Diğer taraftan bozma kararı sonrası yapılan yargılamada davacı vekili tarafından dosyaya sunulan ve davacının olay tarihinden bir süre önce ameliyat olduğuna dair epikriz raporu ile ilgili olarak direnme gerekçesinde davacının “daha önce ameliyat olduğu” belirtilerek yer verildiği ve böylece raporun mahkemece değerlendirildiği de görülmüştür.
Yukarıda yapılan açıklamalar ışığında mahkemece bozma kararından esinlenerek yeni herhangi bir delil toplanmadan önceki deliller çerçevesinde karar verilmesi gerekirken, bu husus gözetilmeksizin verilen karar, usul hukuku anlamında gerçek bir direnme kararı olmayıp yeni bir hüküm niteliğindedir.
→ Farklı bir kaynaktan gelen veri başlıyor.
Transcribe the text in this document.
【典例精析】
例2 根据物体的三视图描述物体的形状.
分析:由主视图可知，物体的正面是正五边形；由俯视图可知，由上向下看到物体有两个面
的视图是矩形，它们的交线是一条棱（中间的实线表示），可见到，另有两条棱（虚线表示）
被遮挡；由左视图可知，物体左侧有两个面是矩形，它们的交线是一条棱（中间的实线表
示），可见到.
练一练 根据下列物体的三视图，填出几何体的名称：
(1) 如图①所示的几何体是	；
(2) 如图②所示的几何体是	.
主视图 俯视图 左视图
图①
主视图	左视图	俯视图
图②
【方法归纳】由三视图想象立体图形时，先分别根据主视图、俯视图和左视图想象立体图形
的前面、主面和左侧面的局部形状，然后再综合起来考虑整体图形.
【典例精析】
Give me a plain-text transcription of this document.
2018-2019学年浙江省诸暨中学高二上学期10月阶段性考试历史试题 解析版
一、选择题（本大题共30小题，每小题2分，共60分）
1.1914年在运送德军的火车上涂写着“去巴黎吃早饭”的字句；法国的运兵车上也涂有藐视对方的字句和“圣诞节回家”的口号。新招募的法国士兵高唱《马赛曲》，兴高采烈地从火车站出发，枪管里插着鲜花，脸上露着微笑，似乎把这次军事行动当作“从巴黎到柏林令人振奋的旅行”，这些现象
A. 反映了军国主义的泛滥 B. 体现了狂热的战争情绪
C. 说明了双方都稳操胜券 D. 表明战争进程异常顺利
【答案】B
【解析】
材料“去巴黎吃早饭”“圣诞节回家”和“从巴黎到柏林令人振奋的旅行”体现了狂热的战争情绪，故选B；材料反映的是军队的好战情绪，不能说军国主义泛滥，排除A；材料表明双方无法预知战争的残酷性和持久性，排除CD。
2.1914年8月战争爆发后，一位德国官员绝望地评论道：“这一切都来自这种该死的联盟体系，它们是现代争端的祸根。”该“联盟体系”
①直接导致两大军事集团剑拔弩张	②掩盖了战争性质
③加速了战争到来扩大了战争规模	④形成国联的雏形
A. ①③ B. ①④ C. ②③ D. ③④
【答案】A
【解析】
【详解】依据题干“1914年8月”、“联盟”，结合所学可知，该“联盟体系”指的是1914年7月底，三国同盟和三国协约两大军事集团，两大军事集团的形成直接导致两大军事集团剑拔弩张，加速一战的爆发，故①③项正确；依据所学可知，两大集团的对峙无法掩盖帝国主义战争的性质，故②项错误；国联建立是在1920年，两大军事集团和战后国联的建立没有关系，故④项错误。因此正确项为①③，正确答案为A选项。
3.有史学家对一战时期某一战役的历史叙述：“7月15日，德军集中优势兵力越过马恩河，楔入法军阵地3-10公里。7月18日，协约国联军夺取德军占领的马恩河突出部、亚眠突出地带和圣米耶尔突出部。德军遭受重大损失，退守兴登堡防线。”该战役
Hukuk Genel Kurulu görüşmeleri sırasında, ön sorunda belirtilen hususların direnme gerekçesinde değerlendirilmediği, bozma kararı öncesi gerekçeden farklı bir gerekçe oluşturulmadığı, dolayısıyla yeni hüküm bulunmadığı görüşü ileri sürülmüş ise de bu görüş Kurul çoğunluğunca benimsenmemiştir.
Hâl böyle olunca kurulan bu yeni hükmün temyizen incelenmesi görevi Hukuk Genel Kuruluna değil, Özel Daireye aittir.
Bu nedenle yeni hükme yönelik temyiz itirazlarının incelenmesi için dosya Özel Daireye gönderilmelidir.
S O N U Ç: Yukarıda gösterilen nedenlerle davalı vekilinin yeni hükme yönelik temyiz itirazlarının incelenmesi için dosyanın 22. HUKUK DAİRESİNE GÖNDERİLMESİNE, karar düzeltme yolu kapalı olmak üzere 01.11.2017 gününde oyçokluğuyla karar verildi.